Did Pluto once have nitrogen lakes and rivers?
NASA's New Horizons captured images suggesting Pluto's surface may have had channels and lakes of liquid nitrogen.
New images from Pluto taken by NASA's New Horizons probe suggest that the dwarf planet's surface may once have had flowing rivers and lakes – of nitrogen, not water.
According to NASA, the nitrogen lake points to a time millions or billions of years ago when conditions on Pluto were far different from today. A thicker atmosphere would have raised the surface air pressure and temperature, creating an environment in which "liquids might have flowed across and pooled on the surface of the distant world," according to the space agency.
"In addition to this possible former lake, we also see evidence of channels that may also have carried liquids in Pluto’s past," said Alan Stern, a Southwest Research Institute scientist and principal investigator for the New Horizons mission.

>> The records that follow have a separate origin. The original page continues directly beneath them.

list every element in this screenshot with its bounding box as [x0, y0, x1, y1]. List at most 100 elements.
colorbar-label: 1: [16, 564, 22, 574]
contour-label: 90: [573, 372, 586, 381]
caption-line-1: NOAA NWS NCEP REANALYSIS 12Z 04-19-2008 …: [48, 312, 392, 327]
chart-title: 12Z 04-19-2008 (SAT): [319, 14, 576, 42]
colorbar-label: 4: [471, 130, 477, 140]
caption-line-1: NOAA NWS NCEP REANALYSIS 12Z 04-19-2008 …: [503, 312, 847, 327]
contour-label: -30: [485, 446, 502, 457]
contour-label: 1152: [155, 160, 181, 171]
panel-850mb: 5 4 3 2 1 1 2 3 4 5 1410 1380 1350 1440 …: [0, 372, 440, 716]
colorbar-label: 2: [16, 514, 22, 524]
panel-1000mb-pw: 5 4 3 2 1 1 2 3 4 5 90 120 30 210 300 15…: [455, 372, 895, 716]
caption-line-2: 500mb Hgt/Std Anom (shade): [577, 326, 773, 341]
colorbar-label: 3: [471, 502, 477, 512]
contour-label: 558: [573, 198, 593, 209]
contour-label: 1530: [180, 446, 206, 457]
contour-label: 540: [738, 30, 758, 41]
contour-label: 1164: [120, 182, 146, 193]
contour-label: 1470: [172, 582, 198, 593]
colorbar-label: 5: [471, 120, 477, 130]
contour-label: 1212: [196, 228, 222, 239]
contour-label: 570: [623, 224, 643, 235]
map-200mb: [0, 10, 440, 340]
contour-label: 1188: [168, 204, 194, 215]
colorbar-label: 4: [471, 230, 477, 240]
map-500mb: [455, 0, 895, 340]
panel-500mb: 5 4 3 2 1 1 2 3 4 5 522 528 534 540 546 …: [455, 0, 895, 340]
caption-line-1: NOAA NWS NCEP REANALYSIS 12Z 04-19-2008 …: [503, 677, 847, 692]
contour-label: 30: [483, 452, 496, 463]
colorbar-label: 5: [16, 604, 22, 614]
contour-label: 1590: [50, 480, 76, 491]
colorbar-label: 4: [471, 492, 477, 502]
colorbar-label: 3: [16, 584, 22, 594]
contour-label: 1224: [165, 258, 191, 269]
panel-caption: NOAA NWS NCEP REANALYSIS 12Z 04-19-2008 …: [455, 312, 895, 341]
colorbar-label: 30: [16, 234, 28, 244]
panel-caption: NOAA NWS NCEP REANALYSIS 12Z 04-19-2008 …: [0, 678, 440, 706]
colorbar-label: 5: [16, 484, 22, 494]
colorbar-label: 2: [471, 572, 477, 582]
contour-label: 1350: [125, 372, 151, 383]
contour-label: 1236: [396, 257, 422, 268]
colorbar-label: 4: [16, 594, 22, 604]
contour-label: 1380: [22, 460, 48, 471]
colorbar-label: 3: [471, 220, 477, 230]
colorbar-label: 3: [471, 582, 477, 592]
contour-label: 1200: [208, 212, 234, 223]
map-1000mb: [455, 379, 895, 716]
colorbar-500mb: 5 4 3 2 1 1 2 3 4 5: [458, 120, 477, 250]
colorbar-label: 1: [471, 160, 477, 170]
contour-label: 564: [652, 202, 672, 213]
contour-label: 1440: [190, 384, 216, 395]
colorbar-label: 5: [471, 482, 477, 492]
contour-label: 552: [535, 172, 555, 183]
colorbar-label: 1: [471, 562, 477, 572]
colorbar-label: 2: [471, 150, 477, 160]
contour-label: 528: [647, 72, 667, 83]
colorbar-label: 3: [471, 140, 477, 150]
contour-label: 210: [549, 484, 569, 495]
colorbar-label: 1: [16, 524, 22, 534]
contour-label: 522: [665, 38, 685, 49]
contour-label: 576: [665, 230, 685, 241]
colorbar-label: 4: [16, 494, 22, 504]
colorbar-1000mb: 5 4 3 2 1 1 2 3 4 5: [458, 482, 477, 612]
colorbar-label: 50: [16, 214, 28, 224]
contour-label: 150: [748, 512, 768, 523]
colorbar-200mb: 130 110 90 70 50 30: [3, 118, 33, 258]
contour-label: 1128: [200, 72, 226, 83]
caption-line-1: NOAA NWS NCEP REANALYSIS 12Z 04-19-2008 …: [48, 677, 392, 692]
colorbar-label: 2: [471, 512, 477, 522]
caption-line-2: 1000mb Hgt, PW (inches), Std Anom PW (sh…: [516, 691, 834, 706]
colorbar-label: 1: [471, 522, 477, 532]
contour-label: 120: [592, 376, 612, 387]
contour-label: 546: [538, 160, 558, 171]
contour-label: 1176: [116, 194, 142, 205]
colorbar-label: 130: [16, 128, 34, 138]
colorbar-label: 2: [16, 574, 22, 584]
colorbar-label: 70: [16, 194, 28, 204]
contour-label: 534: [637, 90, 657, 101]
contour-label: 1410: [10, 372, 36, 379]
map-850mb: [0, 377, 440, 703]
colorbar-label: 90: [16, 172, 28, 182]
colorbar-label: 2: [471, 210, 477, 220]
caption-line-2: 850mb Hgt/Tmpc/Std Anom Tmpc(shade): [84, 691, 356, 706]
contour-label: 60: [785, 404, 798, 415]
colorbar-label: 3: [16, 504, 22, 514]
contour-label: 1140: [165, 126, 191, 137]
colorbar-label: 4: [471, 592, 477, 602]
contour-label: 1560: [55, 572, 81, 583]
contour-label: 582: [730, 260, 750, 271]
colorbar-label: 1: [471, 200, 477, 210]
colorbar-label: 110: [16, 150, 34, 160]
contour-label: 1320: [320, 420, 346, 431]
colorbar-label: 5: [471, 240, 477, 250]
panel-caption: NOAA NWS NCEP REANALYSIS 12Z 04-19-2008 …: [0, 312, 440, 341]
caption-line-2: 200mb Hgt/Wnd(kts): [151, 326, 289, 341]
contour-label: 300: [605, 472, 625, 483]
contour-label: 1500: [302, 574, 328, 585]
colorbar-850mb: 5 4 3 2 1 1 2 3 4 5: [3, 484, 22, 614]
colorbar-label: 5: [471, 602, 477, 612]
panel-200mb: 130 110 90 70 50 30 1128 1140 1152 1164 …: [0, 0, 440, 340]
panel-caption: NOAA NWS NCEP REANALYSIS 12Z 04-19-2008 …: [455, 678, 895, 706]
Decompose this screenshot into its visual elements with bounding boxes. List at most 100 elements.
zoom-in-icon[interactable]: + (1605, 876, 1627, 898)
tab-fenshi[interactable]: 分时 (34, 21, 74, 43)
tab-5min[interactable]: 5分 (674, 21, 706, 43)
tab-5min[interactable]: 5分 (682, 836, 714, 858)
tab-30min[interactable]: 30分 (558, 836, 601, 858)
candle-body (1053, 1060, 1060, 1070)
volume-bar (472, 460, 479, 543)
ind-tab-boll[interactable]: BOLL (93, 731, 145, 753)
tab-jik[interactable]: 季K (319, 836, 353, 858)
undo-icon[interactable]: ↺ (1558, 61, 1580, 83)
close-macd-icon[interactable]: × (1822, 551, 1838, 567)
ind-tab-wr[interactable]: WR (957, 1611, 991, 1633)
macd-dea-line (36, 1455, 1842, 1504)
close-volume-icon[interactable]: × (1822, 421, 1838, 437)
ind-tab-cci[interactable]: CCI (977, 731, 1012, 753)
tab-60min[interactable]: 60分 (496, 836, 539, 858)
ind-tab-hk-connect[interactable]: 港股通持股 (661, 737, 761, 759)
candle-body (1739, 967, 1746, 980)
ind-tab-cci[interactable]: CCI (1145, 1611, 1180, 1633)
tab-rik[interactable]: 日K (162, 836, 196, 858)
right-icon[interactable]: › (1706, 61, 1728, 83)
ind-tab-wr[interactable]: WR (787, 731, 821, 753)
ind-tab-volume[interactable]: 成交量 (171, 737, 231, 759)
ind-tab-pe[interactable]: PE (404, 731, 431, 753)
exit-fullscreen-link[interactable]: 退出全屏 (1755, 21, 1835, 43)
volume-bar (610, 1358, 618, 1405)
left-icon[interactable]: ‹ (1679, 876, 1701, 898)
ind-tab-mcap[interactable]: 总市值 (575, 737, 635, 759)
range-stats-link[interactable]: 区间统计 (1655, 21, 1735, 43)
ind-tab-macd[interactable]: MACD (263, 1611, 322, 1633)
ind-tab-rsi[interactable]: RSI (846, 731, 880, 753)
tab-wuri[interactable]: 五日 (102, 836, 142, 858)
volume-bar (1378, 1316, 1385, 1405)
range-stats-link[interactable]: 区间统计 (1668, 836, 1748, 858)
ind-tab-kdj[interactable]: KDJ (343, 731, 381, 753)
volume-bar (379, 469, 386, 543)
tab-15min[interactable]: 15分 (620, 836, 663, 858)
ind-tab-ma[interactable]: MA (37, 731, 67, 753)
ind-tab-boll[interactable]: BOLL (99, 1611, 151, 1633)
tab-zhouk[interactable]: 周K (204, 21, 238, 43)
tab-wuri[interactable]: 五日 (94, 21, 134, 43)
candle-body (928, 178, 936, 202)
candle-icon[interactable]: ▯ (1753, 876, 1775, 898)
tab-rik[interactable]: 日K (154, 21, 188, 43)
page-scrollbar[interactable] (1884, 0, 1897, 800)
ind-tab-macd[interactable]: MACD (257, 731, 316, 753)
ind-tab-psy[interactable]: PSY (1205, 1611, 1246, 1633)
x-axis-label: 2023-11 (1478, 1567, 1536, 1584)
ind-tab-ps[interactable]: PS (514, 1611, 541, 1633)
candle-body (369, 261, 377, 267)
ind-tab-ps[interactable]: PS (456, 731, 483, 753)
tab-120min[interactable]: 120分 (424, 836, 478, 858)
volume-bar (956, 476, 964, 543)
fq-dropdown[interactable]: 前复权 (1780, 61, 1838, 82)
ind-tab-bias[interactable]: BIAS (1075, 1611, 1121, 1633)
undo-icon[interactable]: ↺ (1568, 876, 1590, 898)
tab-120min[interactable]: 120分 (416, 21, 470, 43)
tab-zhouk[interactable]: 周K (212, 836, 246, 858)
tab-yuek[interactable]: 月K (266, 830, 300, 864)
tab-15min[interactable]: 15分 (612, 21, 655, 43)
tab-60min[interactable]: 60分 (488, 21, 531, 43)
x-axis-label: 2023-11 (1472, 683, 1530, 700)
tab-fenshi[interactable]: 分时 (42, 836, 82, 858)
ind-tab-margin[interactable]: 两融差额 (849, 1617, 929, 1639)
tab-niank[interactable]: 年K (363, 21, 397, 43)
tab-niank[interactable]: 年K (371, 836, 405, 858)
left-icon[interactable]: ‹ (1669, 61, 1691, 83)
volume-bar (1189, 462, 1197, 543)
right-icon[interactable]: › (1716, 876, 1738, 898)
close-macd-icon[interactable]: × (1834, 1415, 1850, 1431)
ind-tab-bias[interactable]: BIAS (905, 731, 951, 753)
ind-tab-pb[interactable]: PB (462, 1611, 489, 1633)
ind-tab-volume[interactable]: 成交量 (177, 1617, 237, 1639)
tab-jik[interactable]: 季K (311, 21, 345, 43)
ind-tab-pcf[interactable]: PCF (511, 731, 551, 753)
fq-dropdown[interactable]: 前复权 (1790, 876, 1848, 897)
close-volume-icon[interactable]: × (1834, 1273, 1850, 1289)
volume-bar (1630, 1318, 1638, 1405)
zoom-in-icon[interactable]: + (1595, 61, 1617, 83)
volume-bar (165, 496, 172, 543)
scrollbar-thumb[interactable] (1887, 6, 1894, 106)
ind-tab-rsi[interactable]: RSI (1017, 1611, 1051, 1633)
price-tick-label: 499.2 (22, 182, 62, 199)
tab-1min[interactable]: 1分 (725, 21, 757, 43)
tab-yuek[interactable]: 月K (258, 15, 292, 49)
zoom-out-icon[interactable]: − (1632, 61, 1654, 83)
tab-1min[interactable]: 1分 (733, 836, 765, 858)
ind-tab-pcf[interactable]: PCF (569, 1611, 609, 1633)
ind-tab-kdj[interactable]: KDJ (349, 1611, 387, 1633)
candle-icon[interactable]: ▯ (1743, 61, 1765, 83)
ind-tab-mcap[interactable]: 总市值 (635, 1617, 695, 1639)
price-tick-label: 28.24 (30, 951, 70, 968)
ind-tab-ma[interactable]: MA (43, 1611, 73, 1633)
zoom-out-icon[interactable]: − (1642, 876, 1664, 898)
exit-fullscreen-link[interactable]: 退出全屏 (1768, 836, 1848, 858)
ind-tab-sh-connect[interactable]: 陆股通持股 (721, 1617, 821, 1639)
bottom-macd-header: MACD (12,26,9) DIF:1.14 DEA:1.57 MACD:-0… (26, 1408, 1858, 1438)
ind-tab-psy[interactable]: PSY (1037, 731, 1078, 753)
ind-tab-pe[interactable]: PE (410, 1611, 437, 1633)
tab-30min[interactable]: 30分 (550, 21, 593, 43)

Launched in 2006 with the mission of studying Pluto and other bodies in the Kuiper Belt – the vast disk of asteroids, dwarf planets, and comets that circle our star beyond Neptune's orbit – NASA’s New Horizons finally reached Pluto in July, when it began collecting detailed images and data on the icy body.
The spacecraft's tiny transmitter sent a few juicy tidbits back right away, but planetary researchers have had to wait for the vast majority of the images and measurements taken by New Horizons.
Over the past months, New Horizons has transmitted images of mountains coated in methane snow, "varied and complex" landscapes, and more, sending data through several billion miles of space to NASA scientists on Earth.
Now, scientists have found evidence of what appears to be a frozen lake of nitrogen. The Long Range Reconnaissance Imager (LORRI) on New Horizons snapped a picture last summer of the potential nitrogen basin. It is located north of the Plutonian region known as Sputnik Planum, a flat, icy plain bordered by mountain ranges where the lake was found, thought to be made up of nitrogen-based ice.
The craft’s imaging suggests that, at its widest, the lake stretched across 20 miles of Pluto’s surface. Its classification as a nitrogen lake has yet to be confirmed, Dr. Stern told New Scientist, but “it's hard to come up with an alternate model that would explain that morphology.”
The era of free-flowing nitrogen on Pluto appears to be over, thanks to the dwarf planet's environmental and physical evolution over time. Pluto, which takes 248 years to circle the sun, is "now in an intermediate phase between its climate extremes, with the last peak occurring less than 1 million years ago," reports Discovery.com. Today, surface temperatures dip to nearly 400 degrees Fahrenheit below zero.
But the New Horizons team believes that frozen nitrogen on the planetoid’s surface may be pressurizing lower layers enough to “have a liquid state at the base,” Orkan Umurhan of NASA’s Ames Research Center told New Scientist.
Dr. Umurhan estimates that liquid nitrogen on Pluto would have to be more than a half mile deep, although tests to confirm that possibility “haven’t been done yet in the laboratory.”
New Horizons is still sending back data from Pluto, while traveling on to the next phase of its mission. The probe will continue to analyze objects in the outer reaches of the solar system for years to come, and it is set to arrive at its next objective – Kuiper Belt Object 2014 MU69 – in 2019.
"We flew nine-and-a-half years and 3 billion miles to get to our target – the Kuiper Belt. Not just Pluto. The Kuiper Belt," Stern said, reported Spaceflight Insider. "New Horizons will be busy each and every year making multiple [Kuiper Belt Object] observations so that we really develop this fantastic data set by the end of the process.”